At the Web2 level, our Trading Engine will perform a swap on a locally forked blockchain running on localhost
and verify the price paid post-transaction. Only after this check succeeds does the transaction get submitted to the blockchain.
At the Web3 level, your smart contract will perform the swap using 0x's swapCallData
and closely examine the price obtained. If the price is bad for your position beyond a data-driven x.xx% threshold determined programmatically – meaning the price slipped unfavourably against the direction of trade – then our trading smart contract(s) will revert. Reverting on the blockchain means abandoning the swap and thereby not changing your position(s) at all.

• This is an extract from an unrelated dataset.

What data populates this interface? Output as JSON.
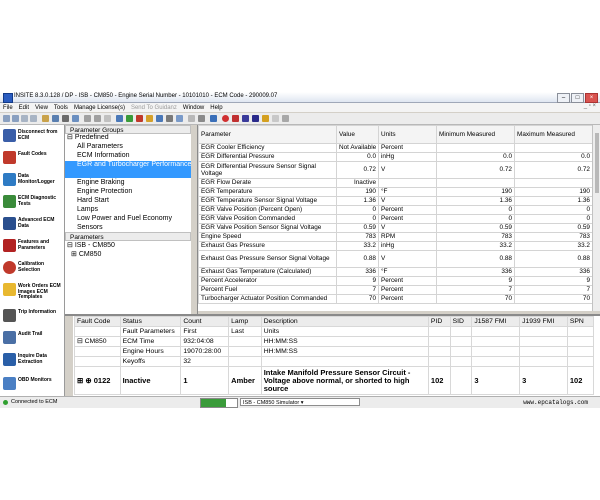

The minimum or maximum price too accept is submitted by our Trading Engine which itself fetches and aggregates prices from over a dozen sources including Coinbase, Binance, Chainlink, Uniswap, and TraderJoeXYZ.
Altogether then we ensure to the best of our ability that low liquidity will never result in instant losses.
MEV Bots (Frontrunners)
Frontrunning our system is very difficult. For starters, we can only be targeted if someone frontruns our order in the same trade direction in the same liquidity pool. To successfully frontrun us, someone would need to spin up their own node to constantly scan their mempool
for our trade transactions. Once a trade transaction of ours is found, the transaction's bytes would need to be reverse engineered (decompiled), interpreted, and copied. The Avalanche blockchain has a time-to-finality of approximately 2 seconds meaning all of the above would need to be executed within that time to fit within the same block as our trade transaction. If instead the copier's transaction falls into the next block – which is highly likely – then by the very definition they're not a frontrunner and instead a simple copytrader.
Assuming someone does successfully copy our order and submit it in the same block, they'd still need to submit their transaction to the same liquidity pool or liquidity provider as us to adversely impact the price we obtain. In this instance, we have a number of prevention measures as outlined above. Our transaction would revert if any one of the aforementioned protections calculates slippage beyond our limit.
Even if the frontrunner controls the liquidity pool/provider to which our order is submitted, your funds are still protected since we have our own in-house price protection system.
We have implemented robust resistance measures to prevent the execution of trades at disadvantageous prices.
Copy-trading
The highest compliment possible!
Let's assume someone successfully copy trades us. Since their trades will always come after ours – thanks to our depth of price protection and the complexity in frontrunning our transactions – their entry and exit prices will always be worse than ours. Overall this means less profit for them and much higher management costs in both time and money.
The easiest way to leverage our successful strategies is to integrate our system at the Web3 smart contract level with our Whitelabel implementation.
For additional risk analysis, see our Ecosystem Partners page where we perform third-party risk assessments. Every piece of our infrastructure is under continuous observation of risk, exploit potential, and improvement. Preventing the unnecessary loss of capital is of paramount concern to us.